Malicious code and malicious link can be easily hidden in emails. When you open emails, the execution of the malicious code may be triggered. Or, the malicious link may open automatically and download nasty things to your local computer.
Another security issue for your email is phishing. The sender pretends to be someone else, e.g., Facebook, or your banker. If you follow the link, you are trapped.
If you follow this Safe Surfing Guide series, you may wonder how this can happen after your install antivirus and anti-malware software already. The reason is simple.
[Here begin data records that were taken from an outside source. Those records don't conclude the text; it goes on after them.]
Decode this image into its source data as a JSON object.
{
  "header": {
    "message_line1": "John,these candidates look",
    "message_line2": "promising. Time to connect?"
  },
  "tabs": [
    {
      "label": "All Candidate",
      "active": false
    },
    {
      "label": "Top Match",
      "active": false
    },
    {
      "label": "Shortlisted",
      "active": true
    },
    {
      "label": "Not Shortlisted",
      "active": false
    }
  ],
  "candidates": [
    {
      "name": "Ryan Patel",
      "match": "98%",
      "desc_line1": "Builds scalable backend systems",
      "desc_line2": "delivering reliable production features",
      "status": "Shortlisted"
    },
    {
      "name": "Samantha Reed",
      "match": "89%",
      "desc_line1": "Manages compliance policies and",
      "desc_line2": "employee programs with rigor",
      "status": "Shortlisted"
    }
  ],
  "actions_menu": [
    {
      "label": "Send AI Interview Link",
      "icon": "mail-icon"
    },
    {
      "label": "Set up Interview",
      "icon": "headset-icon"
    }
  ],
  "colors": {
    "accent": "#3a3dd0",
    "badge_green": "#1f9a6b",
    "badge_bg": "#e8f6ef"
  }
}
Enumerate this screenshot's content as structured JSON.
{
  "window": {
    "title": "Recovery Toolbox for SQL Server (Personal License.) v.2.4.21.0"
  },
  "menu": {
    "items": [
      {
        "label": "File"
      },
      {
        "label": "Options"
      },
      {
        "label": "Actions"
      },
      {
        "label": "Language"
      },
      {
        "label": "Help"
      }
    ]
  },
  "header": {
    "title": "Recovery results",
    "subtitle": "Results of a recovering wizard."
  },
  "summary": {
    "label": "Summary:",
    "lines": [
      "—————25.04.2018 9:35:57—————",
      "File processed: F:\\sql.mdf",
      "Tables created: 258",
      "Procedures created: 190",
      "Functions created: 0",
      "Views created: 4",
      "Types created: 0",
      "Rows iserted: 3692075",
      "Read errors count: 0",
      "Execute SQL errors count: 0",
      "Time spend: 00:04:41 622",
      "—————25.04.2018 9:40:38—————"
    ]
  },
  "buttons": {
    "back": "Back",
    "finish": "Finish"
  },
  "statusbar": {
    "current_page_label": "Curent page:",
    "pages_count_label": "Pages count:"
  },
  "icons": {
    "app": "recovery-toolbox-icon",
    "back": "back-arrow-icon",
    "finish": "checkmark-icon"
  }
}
All antivirus and anti-malware software can only find “known” threats, although some software can use certain patterns to find new threats. Most of the time, only after the virus and malware are reported, the computer security software vendors analyze such virus and malware, then update the virus or malware databases. Only after these databases are updated, such new virus or malware can be detected by the software.
The simple way to mitigate the damage of new malicious code/link in your email is to use webmail for any new emails, instead of using any email client, which manage your emails in your computer. For example, M$ Outlook and Thunderbird are the two commonly used email client packages.
Most webmail systems give some sort of protection against such threats. For example, Gmail will find and mark most of the phishing links. AOL webmail disables all links in the email by default: if you need open it, you need to confirm the operation. New Yahoo webmail also sees a lot of improvement in identifying spam and phishing emails. For the malicious code hidden in the email, most of these webmail systems are able to block them easily.
If you are using a local email client to receive such malicious emails, the risk is quite high. Your antivirus and antimalware software are usually useless with new threats.
So, if you need to store your emails locally, you may check all emails on webmail first, then download/retrieve them with your email clients.
Another advice dealing with malicious email is that you do not open any email from someone you don’t know. Gmail can show the snippets of the email so that you can discard unwanted emails quickly.
Anyway, checking your email use webmail, not an email client, will reduce your risk of attacks from malicious emails.